Shelke looked up. He spoke softly, looking heavenward, as if the words were written somewhere in the sky.

"We were born from the planet, and to the planet we must return."

The words made her strangely bitter. Shalua had said that too. Her sister was still standing there with her short haircut and dorky glasses, telling her it was going to be okay, that someday they would see Mom again. Life flows in a cycle and all that...

But now she was gone too.

As they walked down the grassy hill between the tombstones, a macabre question started pushing at the back of her mind. She wasn't quite sure what made her say it out loud. Perhaps she just wanted to hear his answer.

"Do you wonder what it's like to die?"

She spoke with an empty tone that made the question seem almost boring, as if she was asking him nothing more than who was second-in-command during the Wutai War.

Vincent made a noise that sounded like a scoff.

"We're dying all the time."

Shelke didn't bat an eye at his evasive remark. "I mean to actually die. The end."

Vincent had to admit, sometimes he didn't wonder about it so much as fantasize. All those years spent in that coffin had given him plenty to time to think. At the time, death had seemed a welcome alternative to the hell he was forced to endure. It was also possible that he had died once, but he wasn't sure. In any case, his memory of nonexistence were exactly that: nothing.

"I'd assume... It's a kind of peace that can't be grasped," he answered.

"Like that feeling you get before you fall asleep..."

Vincent nodded absently; he was thinking of nightmares.

"No sight, no sound, no sensation... Nothing..."

Shelke closed her eyes slowly. She tried to imagine what nonexistence would feel like. Tried to imagine Nothing. But it was impossible to shut out the cool breeze against her face, the muted chirping of birds in the trees they passed by.

A funny thought struck her at that moment... If death was just non-existence, how was dying any more of a tragedy that not existing before you were born? How was it any different that not being born at all...?

It was the sense of loss that was so tragic. The pain came from losing, people and things you once treasured so much slipping out of your grasp. But if you never knew what it was like to have them, then you didn't have to pine after them for the rest of your life.

It was all about letting go... A choice you made between apathy, or intense pain...

Shelke believed it was something she knew that Vincent didn't. She believed his problem was that he cared too much. Stop caring and the ache would go away.

But of course Vincent knew that. His capacity for pain was simply beyond her imagination.


They boarded the train home in silence. It wasn't until they had settled into their seats that Vincent spoke again.

"Thank you for coming with me today, Shelke," he said. Shelke turned her head. He was looking straight out the window at the rolling hills, slowly turning red under the twilight sky. He had a thoughtful expression on his face, just as he did when he had spoken about the Lifestream.

"To be honest..." he began, dropping his gaze, "this is the first chance I've had to say goodbye."

Her frown softened. "Oh..."

His eyes settled on her face. They glittered with some intense emotion that failed to reach the rest of his features.

Then he did a rare thing and took her hand. Shelke felt the part of her that wasn't her flush; she tried to ignore it and just studied him uncomfortably.
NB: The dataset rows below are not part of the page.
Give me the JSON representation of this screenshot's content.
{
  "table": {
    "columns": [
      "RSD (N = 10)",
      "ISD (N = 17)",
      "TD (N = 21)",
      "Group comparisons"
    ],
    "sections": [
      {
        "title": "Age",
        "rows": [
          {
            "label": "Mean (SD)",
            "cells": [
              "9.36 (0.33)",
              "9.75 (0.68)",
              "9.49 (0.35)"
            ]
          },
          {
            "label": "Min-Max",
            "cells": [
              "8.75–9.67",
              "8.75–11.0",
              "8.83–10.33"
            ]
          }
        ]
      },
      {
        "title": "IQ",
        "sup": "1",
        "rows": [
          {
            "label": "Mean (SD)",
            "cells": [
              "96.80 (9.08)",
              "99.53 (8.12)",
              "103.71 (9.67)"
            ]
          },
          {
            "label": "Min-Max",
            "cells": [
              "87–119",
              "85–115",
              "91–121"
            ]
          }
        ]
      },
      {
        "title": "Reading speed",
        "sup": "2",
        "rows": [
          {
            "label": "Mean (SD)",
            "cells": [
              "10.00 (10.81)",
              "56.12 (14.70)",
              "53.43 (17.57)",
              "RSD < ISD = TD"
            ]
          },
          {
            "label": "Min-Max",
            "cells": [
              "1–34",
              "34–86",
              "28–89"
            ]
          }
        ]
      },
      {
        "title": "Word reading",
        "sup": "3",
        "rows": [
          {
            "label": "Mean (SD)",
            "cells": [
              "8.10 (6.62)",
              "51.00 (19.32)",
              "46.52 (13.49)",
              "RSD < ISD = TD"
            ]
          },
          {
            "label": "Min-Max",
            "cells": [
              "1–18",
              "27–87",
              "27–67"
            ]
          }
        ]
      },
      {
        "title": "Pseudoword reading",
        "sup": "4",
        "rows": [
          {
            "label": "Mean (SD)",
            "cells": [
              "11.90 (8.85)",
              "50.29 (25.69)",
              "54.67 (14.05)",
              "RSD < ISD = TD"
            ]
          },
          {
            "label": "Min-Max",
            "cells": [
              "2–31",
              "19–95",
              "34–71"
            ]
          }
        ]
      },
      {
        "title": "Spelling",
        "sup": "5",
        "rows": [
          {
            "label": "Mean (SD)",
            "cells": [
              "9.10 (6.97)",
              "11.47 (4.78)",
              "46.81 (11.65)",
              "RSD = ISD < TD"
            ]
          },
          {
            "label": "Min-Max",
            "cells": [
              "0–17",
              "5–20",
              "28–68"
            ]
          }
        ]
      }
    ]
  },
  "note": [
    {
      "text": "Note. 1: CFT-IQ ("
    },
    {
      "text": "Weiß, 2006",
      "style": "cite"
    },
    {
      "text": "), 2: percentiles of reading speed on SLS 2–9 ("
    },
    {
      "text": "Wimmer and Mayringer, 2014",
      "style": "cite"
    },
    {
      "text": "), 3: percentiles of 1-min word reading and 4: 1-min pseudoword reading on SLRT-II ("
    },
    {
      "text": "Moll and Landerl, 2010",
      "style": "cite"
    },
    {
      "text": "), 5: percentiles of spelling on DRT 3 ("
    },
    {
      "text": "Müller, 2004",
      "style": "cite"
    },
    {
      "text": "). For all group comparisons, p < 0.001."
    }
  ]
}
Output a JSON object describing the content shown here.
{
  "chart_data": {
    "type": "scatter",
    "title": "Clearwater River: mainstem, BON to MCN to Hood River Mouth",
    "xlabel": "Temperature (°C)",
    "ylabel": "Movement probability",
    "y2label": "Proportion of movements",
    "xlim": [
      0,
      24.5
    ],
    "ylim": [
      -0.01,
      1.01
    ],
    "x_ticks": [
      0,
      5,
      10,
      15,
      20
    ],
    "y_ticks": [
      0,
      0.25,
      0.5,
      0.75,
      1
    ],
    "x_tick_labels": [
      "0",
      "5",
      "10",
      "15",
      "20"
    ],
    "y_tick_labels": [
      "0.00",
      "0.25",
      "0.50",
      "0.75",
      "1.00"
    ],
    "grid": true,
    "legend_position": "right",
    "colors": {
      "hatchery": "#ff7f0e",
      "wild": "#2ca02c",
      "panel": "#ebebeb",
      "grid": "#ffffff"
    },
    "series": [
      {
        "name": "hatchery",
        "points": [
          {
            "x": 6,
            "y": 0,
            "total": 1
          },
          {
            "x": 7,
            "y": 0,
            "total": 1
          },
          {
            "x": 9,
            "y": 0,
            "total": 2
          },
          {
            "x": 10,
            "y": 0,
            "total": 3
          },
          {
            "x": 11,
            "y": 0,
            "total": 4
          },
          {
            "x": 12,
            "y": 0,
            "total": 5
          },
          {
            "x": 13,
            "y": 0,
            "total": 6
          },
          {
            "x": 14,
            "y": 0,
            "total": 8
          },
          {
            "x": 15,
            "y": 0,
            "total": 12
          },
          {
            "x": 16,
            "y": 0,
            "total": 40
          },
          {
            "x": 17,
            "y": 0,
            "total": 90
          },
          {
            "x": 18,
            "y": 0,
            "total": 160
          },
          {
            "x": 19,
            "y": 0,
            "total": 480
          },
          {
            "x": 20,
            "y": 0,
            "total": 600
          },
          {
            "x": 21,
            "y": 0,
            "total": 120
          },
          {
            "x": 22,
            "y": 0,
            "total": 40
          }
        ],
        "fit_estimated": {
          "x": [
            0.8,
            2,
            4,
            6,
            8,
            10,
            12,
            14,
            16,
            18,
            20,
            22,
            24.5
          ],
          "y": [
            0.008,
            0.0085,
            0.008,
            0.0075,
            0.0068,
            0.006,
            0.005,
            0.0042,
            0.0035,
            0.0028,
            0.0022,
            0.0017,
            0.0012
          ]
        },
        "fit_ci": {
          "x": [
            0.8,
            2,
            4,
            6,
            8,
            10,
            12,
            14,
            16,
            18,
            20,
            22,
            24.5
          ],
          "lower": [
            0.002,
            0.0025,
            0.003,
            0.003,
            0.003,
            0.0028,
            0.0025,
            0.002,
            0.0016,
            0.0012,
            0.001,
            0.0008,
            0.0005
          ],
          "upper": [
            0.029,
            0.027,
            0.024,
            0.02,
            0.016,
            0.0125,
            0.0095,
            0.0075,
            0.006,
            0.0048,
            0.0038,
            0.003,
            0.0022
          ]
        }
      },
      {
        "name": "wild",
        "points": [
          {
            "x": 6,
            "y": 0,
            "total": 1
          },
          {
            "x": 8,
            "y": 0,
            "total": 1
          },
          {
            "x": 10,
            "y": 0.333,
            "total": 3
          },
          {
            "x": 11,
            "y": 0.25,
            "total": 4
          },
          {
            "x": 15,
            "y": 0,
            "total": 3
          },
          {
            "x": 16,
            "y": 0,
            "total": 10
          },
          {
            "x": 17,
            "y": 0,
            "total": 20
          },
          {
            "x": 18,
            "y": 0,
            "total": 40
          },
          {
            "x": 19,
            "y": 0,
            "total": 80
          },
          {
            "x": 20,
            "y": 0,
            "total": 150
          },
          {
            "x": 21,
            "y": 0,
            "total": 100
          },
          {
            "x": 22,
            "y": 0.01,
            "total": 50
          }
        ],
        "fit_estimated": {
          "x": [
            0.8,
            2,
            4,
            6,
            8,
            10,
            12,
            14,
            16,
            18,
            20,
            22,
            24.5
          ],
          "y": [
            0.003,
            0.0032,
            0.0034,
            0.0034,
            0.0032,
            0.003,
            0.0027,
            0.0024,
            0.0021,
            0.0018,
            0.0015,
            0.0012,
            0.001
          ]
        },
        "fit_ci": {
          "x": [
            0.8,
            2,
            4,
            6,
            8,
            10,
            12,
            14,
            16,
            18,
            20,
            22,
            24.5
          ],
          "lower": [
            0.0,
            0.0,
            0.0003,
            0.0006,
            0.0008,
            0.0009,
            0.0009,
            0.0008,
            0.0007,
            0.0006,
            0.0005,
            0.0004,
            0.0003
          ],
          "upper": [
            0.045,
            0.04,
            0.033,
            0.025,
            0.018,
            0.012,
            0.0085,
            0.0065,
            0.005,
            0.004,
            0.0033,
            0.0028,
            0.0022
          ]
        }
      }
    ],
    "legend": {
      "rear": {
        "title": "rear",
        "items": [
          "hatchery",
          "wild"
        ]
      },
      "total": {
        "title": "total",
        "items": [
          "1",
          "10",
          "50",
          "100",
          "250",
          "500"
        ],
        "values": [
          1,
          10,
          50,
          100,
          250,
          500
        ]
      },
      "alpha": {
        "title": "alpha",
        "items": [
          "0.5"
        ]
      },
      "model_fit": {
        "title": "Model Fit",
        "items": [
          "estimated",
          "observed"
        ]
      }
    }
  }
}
At that moment they were very aware of the rushing of train tracks. It was a soothing sound. Shelke suddenly felt very tired. She leaned back against Vincent and closed her eyes. He didn't make any movement, so she felt it was all right. Soon she fell asleep.

He didn't let go of her hand until they had to disembark.


We were born from the planet, and to the planet we must return.

They were the exact words his father had told him when his mother had passed away, so many decades before.